Wayne R. Guay is Professor of Accounting and John D. Kepler is a doctoral candidate at The Wharton School of the University of Pennsylvania. This post is based on a recent paper by Professor Guay, Mr. Kepler, and David Tsui, Assistant Professor of Accounting at the University of Southern California’s Marshall School of Business. Related research from the Program on Corporate Governance includes Paying for Long-Term Performance by Lucian Bebchuk and Jesse Fried (discussed on the Forum here).
In our paper, Do CEO Bonus Plans Serve a Purpose?, we examine the financial incentives provided by executive bonuses and the role of bonus plans in managers’ compensation packages. The vast majority of U.S. executive compensation plans incorporate bonus payouts, and boards devote considerable time and expense to designing these often complex plans. However, prior academic studies present very different views regarding the importance of bonuses in CEOs’ overall incentive schemes. Although early literature argued that annual bonus plans influence CEOs’ investment, financing, and financial reporting decisions, more recent literature estimates the monetary incentives from bonuses and concludes that bonus-based incentives are approximately 50 to 100 times smaller than equity-based incentives and therefore largely irrelevant. This latter view, if correct, raises the question as to why bonus compensation is so pervasive at the CEO level and why boards devote so much time and energy to designing these plans.

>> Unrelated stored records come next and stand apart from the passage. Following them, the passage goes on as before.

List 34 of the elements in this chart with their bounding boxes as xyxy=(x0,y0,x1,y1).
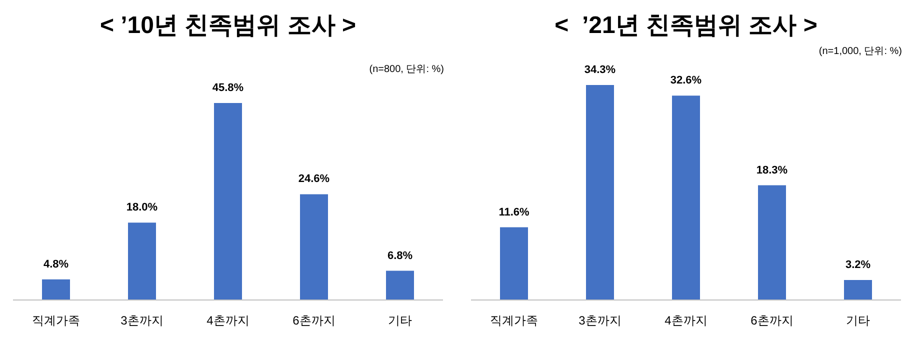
bar xyxy=(300,194,328,300)
x-tick-label: 6촌까지 xyxy=(292,314,336,328)
data-label: 18.0% xyxy=(126,202,158,214)
x-tick-label: 4촌까지 xyxy=(664,314,708,328)
data-label: 18.3% xyxy=(756,164,788,176)
bar xyxy=(586,85,614,300)
x-tick-label: 직계가족 xyxy=(490,314,538,328)
x-tick-label: 3촌까지 xyxy=(578,314,622,328)
data-label: 3.2% xyxy=(845,258,871,271)
bar xyxy=(214,103,242,300)
data-label: 4.8% xyxy=(43,258,69,270)
bar xyxy=(758,185,786,300)
bar xyxy=(672,96,700,300)
chart-subtitle: (n=800, 단위: %) xyxy=(368,63,445,77)
data-label: 32.6% xyxy=(670,74,702,87)
x-tick-label: 기타 xyxy=(388,314,412,328)
bar xyxy=(500,227,528,300)
bar xyxy=(128,222,156,300)
chart-subtitle: (n=1,000, 단위: %) xyxy=(818,45,903,59)
data-label: 11.6% xyxy=(498,206,530,218)
data-label: 45.8% xyxy=(212,82,244,94)
data-label: 24.6% xyxy=(298,173,330,186)
x-tick-label: 3촌까지 xyxy=(120,314,164,328)
x-tick-label: 4촌까지 xyxy=(206,314,250,328)
bar xyxy=(386,270,414,300)
data-label: 6.8% xyxy=(387,250,413,262)
x-tick-label: 6촌까지 xyxy=(750,314,794,328)
data-label: 34.3% xyxy=(584,64,616,76)
bar xyxy=(42,279,70,300)
chart-title: < ’21년 친족범위 조사 > xyxy=(554,11,818,41)
bar xyxy=(844,280,872,300)
chart-title: < ’10년 친족범위 조사 > xyxy=(98,11,358,41)
x-tick-label: 직계가족 xyxy=(32,314,80,328)
x-tick-label: 기타 xyxy=(846,314,870,328)
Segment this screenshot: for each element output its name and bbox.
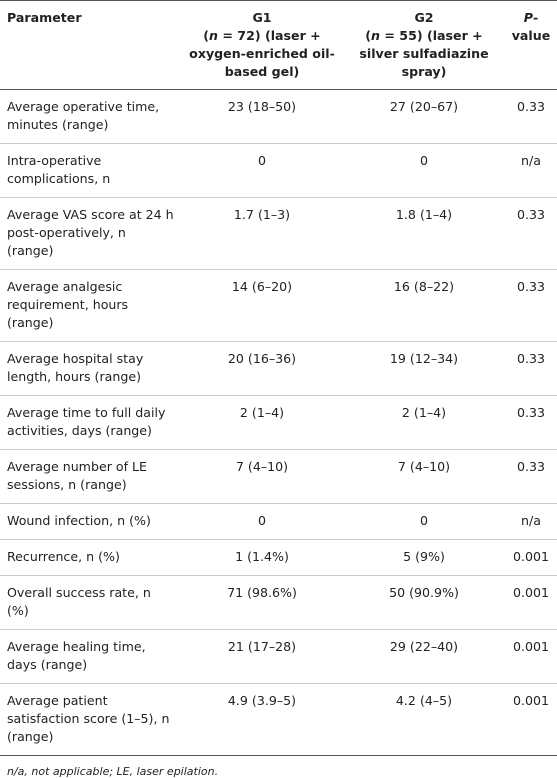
value-cell: 4.9 (3.9–5) xyxy=(181,683,343,756)
value-cell: 0 xyxy=(181,143,343,198)
value-cell: 0.001 xyxy=(505,539,557,576)
table-row: Recurrence, n (%) 1 (1.4%) 5 (9%) 0.001 xyxy=(0,539,557,576)
table-row: Average time to full daily activities, d… xyxy=(0,395,557,450)
header-detail: = 55) (laser + silver sulfadiazine spray… xyxy=(359,28,489,79)
value-cell: 4.2 (4–5) xyxy=(343,683,505,756)
table-row: Average analgesic requirement, hours (ra… xyxy=(0,269,557,342)
parameter-cell: Average patient satisfaction score (1–5)… xyxy=(0,683,181,756)
value-cell: 0.33 xyxy=(505,395,557,450)
parameter-cell: Average number of LE sessions, n (range) xyxy=(0,449,181,504)
value-cell: 27 (20–67) xyxy=(343,89,505,144)
parameter-cell: Intra-operative complications, n xyxy=(0,143,181,198)
value-cell: 7 (4–10) xyxy=(343,449,505,504)
value-cell: 1.8 (1–4) xyxy=(343,197,505,270)
header-cell: G2 (n = 55) (laser + silver sulfadiazine … xyxy=(343,0,505,90)
table-row: Average healing time, days (range) 21 (17… xyxy=(0,629,557,684)
value-cell: 23 (18–50) xyxy=(181,89,343,144)
data-table: Parameter G1 (n = 72) (laser + oxygen-enr… xyxy=(0,0,557,756)
header-title: G2 xyxy=(414,10,434,25)
value-cell: 0.001 xyxy=(505,575,557,630)
value-cell: 1.7 (1–3) xyxy=(181,197,343,270)
parameter-cell: Average operative time, minutes (range) xyxy=(0,89,181,144)
header-detail: n xyxy=(371,28,380,43)
value-cell: 0.33 xyxy=(505,197,557,270)
value-cell: 1 (1.4%) xyxy=(181,539,343,576)
header-detail: P xyxy=(523,10,533,25)
value-cell: 0.33 xyxy=(505,269,557,342)
parameter-cell: Average hospital stay length, hours (ran… xyxy=(0,341,181,396)
header-cell: P-value xyxy=(505,0,557,90)
header-cell: G1 (n = 72) (laser + oxygen-enriched oil-… xyxy=(181,0,343,90)
header-cell: Parameter xyxy=(0,0,181,90)
parameter-cell: Average analgesic requirement, hours (ra… xyxy=(0,269,181,342)
value-cell: 0.33 xyxy=(505,341,557,396)
header-detail: n xyxy=(209,28,218,43)
parameter-cell: Overall success rate, n (%) xyxy=(0,575,181,630)
value-cell: 0.001 xyxy=(505,629,557,684)
parameter-cell: Average time to full daily activities, d… xyxy=(0,395,181,450)
parameter-cell: Average VAS score at 24 h post-operative… xyxy=(0,197,181,270)
header-row: Parameter G1 (n = 72) (laser + oxygen-enr… xyxy=(0,0,557,90)
parameter-cell: Wound infection, n (%) xyxy=(0,503,181,540)
value-cell: 14 (6–20) xyxy=(181,269,343,342)
value-cell: 19 (12–34) xyxy=(343,341,505,396)
parameter-cell: Recurrence, n (%) xyxy=(0,539,181,576)
value-cell: 29 (22–40) xyxy=(343,629,505,684)
value-cell: 0.33 xyxy=(505,449,557,504)
value-cell: 0 xyxy=(343,503,505,540)
value-cell: n/a xyxy=(505,143,557,198)
table-row: Average patient satisfaction score (1–5)… xyxy=(0,683,557,756)
value-cell: 2 (1–4) xyxy=(181,395,343,450)
table-row: Average operative time, minutes (range) 2… xyxy=(0,89,557,144)
value-cell: n/a xyxy=(505,503,557,540)
value-cell: 20 (16–36) xyxy=(181,341,343,396)
value-cell: 5 (9%) xyxy=(343,539,505,576)
header-title: G1 xyxy=(252,10,272,25)
value-cell: 21 (17–28) xyxy=(181,629,343,684)
table-row: Average number of LE sessions, n (range)… xyxy=(0,449,557,504)
table-row: Intra-operative complications, n 0 0 n/a xyxy=(0,143,557,198)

We shed light on this issue by examining detailed data from public disclosures of executive bonus plans between 2006 and 2014 for the 750 largest public firms in the U.S. We find that the actual performance sensitivity of bonuses is considerably larger than estimates in prior studies, and is comparable in scale to equity incentives for many CEOs early in their tenures. The typical CEO in our sample receives about $300,000 to $450,000 in bonus for a 10 percent increase in shareholder value, which is about one-sixth to one-tenth of the corresponding equity portfolio sensitivity (about $3 million). For CEOs early in their tenures, who tend to have smaller equity portfolios, the gap between cash- and equity-based incentives is considerably narrower—annual cash-based incentives are about one-third to one-quarter of total equity portfolio incentives among these executives.